Despite the obvious hardship this family faces, they are not without hope. Both parents manage to eke out a living by foraging for mushrooms and other foods in the surrounding forests, and by maintaining a small plantation of cassava that they can sell. Another small plot of rice provides them with sustenance. All of their income goes to their children’s education. For Phong however, a failed operation to correct the abnormality in his back was the most that could be done.

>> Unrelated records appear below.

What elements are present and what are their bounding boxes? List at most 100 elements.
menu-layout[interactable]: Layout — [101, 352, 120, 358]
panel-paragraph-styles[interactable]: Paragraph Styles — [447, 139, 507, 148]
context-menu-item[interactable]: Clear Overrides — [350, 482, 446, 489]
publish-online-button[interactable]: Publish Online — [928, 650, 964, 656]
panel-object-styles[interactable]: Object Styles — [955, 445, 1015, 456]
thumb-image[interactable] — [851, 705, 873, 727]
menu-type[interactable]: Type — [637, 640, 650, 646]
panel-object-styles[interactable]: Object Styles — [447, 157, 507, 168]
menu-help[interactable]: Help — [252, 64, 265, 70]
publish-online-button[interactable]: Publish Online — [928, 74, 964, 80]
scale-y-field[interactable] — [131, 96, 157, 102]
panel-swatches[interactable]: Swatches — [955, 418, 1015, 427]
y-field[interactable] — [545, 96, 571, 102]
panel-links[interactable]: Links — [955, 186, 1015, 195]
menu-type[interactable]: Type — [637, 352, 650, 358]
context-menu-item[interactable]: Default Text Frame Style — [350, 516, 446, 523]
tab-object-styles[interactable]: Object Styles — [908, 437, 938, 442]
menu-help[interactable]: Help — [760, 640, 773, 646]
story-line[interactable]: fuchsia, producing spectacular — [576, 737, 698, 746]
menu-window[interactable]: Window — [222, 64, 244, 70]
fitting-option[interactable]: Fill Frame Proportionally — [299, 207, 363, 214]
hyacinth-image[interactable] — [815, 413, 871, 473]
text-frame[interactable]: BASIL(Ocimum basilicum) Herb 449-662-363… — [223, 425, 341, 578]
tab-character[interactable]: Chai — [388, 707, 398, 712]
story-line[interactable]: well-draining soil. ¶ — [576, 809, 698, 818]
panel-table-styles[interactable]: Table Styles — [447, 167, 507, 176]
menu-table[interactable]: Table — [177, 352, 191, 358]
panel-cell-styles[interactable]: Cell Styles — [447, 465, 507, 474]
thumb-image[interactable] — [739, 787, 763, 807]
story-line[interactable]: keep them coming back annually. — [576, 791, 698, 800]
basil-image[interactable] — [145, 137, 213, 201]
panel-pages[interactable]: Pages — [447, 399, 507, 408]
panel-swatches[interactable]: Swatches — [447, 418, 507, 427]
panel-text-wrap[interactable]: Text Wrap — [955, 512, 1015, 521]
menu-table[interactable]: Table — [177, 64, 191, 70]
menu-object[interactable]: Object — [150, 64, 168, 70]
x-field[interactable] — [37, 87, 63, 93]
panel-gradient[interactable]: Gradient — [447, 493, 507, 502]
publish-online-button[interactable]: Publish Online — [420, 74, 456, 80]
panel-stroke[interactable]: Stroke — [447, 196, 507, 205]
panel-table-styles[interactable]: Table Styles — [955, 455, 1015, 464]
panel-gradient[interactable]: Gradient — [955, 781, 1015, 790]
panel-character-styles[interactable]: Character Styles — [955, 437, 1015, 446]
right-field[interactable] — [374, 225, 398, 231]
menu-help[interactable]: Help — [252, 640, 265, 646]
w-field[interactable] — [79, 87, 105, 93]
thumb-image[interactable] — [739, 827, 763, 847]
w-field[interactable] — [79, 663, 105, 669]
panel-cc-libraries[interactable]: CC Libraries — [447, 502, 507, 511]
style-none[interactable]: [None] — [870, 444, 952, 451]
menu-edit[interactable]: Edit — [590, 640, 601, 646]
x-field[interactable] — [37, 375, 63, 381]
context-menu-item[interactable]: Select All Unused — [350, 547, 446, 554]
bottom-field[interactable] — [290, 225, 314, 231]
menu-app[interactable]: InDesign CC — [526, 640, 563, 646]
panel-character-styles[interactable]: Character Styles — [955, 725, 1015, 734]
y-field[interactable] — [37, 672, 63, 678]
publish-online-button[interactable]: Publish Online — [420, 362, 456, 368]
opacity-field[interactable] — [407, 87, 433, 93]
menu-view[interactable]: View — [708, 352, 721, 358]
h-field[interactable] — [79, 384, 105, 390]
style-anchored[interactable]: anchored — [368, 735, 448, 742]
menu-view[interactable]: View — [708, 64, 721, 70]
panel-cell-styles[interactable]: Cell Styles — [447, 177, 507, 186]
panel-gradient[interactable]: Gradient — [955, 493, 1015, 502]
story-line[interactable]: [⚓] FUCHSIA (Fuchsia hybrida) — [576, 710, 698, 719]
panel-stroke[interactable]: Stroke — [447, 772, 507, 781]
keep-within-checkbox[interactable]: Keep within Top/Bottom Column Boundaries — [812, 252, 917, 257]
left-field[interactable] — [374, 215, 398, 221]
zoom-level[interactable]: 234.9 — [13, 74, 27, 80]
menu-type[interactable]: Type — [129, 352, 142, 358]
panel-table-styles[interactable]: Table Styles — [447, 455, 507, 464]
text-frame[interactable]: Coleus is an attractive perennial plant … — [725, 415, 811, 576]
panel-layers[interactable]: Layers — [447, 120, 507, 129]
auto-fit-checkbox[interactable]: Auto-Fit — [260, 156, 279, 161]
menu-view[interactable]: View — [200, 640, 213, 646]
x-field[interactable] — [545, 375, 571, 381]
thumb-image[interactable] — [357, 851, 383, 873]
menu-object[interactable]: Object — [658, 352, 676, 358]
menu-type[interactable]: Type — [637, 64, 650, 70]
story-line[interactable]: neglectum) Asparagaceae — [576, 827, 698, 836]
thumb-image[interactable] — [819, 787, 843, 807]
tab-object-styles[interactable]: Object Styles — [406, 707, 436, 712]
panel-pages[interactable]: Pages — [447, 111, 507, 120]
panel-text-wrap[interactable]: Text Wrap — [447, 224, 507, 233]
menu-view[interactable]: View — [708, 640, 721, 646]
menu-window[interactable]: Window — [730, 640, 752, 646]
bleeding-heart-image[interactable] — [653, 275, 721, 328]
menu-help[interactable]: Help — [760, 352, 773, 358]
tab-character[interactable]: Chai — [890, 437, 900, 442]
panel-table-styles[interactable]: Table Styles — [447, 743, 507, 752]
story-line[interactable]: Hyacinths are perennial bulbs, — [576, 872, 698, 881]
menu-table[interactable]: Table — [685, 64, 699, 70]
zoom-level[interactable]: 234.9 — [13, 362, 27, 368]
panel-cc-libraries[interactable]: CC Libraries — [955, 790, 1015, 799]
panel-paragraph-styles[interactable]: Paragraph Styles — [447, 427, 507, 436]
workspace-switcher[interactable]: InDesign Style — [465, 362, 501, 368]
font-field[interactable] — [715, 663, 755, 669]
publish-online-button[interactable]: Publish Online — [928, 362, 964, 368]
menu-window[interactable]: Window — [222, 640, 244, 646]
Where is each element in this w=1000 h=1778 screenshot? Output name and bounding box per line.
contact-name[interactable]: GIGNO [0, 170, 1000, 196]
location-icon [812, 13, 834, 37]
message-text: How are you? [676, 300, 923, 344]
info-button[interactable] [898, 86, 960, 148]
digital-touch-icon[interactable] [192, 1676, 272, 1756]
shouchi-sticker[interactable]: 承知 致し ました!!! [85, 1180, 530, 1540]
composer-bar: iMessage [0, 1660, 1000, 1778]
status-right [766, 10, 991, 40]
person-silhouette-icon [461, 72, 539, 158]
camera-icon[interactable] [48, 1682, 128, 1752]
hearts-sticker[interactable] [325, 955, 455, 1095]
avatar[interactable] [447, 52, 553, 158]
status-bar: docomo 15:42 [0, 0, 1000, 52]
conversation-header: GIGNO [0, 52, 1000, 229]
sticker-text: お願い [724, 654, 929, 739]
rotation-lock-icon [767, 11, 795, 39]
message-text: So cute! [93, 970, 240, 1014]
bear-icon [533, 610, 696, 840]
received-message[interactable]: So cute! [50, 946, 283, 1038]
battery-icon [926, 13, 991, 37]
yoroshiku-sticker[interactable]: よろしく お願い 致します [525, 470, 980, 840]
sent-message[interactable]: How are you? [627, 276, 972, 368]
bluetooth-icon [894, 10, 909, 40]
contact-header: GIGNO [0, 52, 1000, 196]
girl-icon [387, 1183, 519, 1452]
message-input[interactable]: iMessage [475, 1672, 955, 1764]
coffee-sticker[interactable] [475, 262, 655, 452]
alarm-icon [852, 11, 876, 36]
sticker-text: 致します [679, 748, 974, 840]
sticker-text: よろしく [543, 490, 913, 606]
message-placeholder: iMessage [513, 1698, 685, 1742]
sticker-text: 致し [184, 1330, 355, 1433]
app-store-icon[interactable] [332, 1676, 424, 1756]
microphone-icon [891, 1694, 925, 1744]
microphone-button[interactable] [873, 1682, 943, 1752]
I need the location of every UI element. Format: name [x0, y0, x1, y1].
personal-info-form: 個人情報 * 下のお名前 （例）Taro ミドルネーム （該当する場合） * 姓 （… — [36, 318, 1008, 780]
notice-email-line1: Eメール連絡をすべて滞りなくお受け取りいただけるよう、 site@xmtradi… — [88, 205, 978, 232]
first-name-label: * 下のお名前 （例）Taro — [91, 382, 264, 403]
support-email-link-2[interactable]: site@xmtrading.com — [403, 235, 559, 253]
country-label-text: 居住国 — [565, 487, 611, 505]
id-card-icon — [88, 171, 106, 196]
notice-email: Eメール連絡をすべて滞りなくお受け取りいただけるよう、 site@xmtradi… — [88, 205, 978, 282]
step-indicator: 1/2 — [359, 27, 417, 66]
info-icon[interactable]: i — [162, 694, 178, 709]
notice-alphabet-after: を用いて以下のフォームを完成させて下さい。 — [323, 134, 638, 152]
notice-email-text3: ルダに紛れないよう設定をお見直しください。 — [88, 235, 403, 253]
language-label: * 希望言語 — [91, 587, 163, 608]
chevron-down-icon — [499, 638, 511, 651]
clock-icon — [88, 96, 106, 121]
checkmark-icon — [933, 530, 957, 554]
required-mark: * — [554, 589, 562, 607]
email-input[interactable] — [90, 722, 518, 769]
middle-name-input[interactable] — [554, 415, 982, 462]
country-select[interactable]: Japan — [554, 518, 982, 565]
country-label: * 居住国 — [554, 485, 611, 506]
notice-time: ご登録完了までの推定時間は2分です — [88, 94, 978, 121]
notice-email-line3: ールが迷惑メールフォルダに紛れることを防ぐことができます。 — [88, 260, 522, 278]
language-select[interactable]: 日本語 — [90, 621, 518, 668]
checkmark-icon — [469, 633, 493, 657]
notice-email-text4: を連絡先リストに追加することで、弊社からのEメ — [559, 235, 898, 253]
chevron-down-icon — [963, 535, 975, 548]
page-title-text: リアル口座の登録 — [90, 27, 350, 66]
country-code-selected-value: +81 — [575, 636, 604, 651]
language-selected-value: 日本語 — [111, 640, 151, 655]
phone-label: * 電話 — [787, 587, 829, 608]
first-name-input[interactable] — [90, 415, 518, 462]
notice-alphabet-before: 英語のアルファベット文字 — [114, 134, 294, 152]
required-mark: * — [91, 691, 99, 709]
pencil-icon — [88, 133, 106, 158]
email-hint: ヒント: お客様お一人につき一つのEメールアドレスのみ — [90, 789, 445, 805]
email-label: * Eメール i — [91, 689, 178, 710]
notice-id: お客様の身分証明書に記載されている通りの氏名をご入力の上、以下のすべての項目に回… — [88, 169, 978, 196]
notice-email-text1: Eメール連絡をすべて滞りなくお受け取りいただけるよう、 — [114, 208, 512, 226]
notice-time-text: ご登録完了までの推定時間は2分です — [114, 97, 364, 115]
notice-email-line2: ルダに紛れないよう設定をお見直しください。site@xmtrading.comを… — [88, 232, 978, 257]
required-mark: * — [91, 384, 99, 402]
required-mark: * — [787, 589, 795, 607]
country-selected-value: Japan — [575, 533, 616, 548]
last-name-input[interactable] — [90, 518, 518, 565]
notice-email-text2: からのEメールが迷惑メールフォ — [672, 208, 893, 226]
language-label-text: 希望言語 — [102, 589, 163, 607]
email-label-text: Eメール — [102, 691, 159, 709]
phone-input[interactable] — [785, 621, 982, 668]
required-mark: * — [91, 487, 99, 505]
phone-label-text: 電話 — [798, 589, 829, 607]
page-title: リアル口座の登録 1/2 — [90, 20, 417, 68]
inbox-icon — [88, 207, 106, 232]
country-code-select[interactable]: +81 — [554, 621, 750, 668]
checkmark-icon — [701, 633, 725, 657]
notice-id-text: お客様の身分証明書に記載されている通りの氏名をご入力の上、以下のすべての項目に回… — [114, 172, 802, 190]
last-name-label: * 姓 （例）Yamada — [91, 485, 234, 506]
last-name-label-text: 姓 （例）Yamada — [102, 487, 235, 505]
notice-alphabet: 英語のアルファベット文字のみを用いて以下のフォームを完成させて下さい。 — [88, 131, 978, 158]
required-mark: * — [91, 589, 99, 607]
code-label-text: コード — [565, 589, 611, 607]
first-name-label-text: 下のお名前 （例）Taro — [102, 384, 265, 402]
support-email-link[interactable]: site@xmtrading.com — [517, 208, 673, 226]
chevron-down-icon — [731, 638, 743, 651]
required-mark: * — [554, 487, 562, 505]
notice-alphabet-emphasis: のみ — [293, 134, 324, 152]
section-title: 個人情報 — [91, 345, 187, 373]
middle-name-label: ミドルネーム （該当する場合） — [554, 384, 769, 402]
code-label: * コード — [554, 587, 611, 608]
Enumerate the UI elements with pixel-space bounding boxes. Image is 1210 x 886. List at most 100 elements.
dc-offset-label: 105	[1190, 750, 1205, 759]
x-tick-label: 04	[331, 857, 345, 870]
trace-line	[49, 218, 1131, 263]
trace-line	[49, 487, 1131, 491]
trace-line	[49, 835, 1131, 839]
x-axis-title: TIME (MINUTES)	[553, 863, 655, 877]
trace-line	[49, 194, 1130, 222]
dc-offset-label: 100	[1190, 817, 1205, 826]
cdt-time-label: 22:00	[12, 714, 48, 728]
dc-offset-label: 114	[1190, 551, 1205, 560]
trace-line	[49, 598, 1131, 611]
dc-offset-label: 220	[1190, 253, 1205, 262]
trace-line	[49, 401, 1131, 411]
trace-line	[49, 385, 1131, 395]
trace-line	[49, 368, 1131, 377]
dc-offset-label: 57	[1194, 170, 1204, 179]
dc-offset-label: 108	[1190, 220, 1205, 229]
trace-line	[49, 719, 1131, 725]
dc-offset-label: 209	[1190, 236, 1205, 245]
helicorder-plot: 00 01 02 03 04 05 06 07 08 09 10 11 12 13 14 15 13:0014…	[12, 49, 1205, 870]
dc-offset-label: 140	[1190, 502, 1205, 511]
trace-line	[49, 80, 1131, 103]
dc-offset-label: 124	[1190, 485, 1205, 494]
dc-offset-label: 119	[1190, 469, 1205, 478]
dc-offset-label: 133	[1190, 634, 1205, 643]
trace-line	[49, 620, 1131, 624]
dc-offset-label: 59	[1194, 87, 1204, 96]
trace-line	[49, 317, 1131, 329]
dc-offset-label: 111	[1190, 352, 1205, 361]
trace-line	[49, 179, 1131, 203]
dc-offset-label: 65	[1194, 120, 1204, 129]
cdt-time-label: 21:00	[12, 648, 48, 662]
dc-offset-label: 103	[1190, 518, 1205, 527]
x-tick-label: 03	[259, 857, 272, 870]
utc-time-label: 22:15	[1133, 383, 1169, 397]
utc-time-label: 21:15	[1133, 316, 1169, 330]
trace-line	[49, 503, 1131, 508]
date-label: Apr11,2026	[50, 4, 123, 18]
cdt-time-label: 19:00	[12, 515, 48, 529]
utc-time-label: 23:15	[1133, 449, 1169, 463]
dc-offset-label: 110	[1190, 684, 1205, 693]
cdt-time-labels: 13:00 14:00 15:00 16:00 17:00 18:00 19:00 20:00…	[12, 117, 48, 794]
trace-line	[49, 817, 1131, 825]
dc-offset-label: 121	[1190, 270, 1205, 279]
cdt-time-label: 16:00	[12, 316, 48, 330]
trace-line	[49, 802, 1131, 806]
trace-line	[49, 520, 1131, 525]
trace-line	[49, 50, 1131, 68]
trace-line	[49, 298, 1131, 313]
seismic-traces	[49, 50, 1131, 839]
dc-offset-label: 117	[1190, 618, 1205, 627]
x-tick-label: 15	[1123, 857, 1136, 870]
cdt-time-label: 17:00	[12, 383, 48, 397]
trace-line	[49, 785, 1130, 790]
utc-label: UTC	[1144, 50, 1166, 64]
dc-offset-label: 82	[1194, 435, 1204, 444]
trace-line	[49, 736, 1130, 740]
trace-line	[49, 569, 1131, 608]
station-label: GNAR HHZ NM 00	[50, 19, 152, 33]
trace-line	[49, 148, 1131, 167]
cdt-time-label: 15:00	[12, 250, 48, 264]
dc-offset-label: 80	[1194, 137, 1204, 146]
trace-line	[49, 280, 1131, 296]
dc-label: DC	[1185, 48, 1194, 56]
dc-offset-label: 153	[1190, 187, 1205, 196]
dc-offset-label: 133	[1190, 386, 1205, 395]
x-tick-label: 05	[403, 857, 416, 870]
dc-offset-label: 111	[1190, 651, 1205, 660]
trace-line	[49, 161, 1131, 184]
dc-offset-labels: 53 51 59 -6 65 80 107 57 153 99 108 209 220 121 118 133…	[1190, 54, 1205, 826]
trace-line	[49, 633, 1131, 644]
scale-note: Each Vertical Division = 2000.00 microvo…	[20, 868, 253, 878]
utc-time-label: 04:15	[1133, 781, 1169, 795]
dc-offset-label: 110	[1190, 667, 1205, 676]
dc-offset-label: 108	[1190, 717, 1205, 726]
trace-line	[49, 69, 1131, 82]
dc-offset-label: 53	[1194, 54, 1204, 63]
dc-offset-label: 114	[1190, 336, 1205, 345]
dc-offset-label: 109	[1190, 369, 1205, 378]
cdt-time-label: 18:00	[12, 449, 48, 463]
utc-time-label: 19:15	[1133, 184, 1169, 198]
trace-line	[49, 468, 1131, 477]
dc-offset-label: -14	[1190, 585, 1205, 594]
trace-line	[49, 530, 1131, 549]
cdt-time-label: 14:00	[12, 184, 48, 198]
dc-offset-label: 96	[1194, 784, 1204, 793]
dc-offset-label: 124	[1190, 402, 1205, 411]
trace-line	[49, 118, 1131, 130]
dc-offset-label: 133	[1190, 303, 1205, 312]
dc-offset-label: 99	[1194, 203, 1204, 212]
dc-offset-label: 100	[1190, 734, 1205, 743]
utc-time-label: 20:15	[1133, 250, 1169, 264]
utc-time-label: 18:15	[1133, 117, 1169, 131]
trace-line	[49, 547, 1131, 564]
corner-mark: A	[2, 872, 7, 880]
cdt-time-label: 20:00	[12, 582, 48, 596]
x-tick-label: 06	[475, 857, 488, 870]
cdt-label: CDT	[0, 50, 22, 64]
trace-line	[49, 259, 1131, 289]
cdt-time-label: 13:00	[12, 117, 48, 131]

For Roots of Peace, families such as these pose a new type of challenge; as we work through a carefully-designed model of grouping farmers into local groups that can communicate and assist each other efficiently after our departure. Isolated families require a different kind of approach. This new model is something that is still being conceptualized, but the basic premise will be similar – providing the knowledge and opportunity for farmers to increase their own incomes.
The next morning we meet Le Van Buong and his wife Nguyen Thi Nghia – some of the district’s more successful farmers – and are taken to a section of the valley that is used for the cultivation of a range of crops, from rice to taro and cassava. Walking in the morning heat, we cross a series of small creeks before Nghia stops and Buong continues into a small grassy ditch. Pulling apart some weeds, Buong reveals the rusty shell of a massive unexploded bomb that he estimates weighs over 200 pounds. “When I first saw it while looking for bamboo, I ran away as fast as I could” says Nghia. Buong seems comfortable around it, despite the fact that his own father was killed by another unexploded bomb in 1995. Like most people here, he is seemingly [perhaps necessarily] blasé about the dangers of living and working in this area. “We will report it to [a bomb removal agency] soon” is his response about what they plan to do with it.
The visit to A Luoi served to highlight a very important reality; that there are still areas with people living in very dangerous post-conflict conditions, with very little outside assistance. Roots of Peace is constantly on the lookout for ways to expand and continue lending its abilities to pave the long road to recovery. With continued support from our donors and partners, the work continues in earnest.